Agency. Brazil is home to 12 percent of the Earth’s fresh water reserves, much of it in the Amazon. But a report on Friday said it is losing natural surface water as climate change and land conversion from forests to agriculture take their toll.
The country lost 400,000 hectares of water surface between 2023 and last year, according to the latest data from the Map Biomass monitoring platform. This is an area roughly the size of the US state of Rhode Island.
In the last 16 years, only 2022 has seen an increase, and since 1985 the country has lost about 2.4 million hectares of river and lake surface due to drought, urban development and over-pumping from groundwater.
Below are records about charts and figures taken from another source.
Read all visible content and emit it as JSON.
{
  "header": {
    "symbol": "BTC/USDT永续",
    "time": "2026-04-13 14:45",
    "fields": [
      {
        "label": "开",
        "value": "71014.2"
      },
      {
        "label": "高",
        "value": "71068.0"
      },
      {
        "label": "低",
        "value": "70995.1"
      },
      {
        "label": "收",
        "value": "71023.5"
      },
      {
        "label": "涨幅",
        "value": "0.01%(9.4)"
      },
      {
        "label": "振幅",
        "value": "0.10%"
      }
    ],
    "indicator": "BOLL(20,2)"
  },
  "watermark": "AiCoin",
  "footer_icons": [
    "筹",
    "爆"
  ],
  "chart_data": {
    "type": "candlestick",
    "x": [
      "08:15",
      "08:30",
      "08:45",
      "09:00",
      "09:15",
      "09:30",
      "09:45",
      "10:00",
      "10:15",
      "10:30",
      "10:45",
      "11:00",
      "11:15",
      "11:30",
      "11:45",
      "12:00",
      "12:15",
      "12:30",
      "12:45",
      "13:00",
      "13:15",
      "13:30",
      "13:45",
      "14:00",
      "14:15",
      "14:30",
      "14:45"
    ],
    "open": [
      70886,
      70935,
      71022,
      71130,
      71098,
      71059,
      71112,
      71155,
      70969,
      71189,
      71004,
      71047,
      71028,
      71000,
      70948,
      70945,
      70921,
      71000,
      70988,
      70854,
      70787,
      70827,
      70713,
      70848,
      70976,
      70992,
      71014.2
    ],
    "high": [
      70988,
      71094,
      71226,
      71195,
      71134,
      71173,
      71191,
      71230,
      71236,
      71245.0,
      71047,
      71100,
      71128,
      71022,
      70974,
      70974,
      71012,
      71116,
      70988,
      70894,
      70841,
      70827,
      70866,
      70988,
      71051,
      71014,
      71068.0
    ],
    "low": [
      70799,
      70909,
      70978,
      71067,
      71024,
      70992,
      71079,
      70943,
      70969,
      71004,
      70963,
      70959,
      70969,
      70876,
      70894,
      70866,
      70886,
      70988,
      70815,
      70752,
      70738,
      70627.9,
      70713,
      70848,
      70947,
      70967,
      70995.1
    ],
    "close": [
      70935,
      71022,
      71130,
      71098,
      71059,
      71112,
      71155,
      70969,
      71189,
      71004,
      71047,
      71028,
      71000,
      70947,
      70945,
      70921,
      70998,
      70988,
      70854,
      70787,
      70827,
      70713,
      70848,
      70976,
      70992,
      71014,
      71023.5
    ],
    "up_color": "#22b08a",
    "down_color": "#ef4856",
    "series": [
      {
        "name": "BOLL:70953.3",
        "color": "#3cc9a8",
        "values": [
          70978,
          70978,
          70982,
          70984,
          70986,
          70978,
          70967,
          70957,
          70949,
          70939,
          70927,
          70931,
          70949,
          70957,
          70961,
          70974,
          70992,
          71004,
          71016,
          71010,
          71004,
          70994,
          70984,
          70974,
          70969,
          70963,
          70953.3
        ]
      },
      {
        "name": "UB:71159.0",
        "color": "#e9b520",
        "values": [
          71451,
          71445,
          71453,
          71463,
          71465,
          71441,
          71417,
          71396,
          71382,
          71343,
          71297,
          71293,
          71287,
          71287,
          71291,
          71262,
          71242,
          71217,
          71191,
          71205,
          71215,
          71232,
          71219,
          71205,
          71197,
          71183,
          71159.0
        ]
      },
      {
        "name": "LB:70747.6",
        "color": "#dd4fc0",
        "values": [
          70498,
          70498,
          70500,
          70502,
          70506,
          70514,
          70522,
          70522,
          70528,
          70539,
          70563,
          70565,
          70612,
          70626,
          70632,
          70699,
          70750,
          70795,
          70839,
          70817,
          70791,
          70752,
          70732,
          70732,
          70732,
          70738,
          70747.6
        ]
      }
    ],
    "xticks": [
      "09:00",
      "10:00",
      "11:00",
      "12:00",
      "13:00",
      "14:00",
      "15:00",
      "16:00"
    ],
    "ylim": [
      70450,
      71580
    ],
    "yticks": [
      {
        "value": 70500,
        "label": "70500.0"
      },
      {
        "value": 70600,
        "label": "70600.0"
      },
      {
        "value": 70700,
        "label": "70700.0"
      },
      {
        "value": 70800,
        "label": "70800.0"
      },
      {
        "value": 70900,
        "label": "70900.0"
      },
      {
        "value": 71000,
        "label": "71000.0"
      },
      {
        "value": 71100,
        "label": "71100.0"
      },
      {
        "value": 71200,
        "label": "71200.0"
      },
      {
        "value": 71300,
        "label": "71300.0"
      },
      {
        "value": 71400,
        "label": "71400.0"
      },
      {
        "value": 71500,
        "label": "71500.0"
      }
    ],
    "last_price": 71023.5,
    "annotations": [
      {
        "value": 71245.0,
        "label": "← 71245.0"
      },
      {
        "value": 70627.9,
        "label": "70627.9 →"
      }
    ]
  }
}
“The dynamics of land acquisition and use, as well as extreme climate events caused by global warming, are making Brazil even drier,” said Juliano Schirmbeck, coordinator of the MapBiomass Agua report, in a report released ahead of World Water Day. “These figures serve as a warning about the need for adaptive water management strategies and public policies to reverse this trend.” .’
Brazil will host the COP-30 UN climate conference in November in Belem, the capital of the Amazon state of Pará. The Amazon contains about two-thirds of Brazil’s surface water, which absorbs planet-warming carbon dioxide and plays a key role in regulating the climate.
The Amazon’s surface water area shrank by 4.5 million hectares last year compared to 2022, the report said. That’s an area the size of Denmark.
The Pantanal wetlands, devastated by drought and fires last year, were the biome most affected by water levels in 2024. This was 61 percent lower than the average measured since 1985.
Although man-made reservoirs such as reservoirs and dams have expanded by 54 percent since 1985, this has not compensated for the loss of natural freshwater resources, the report said.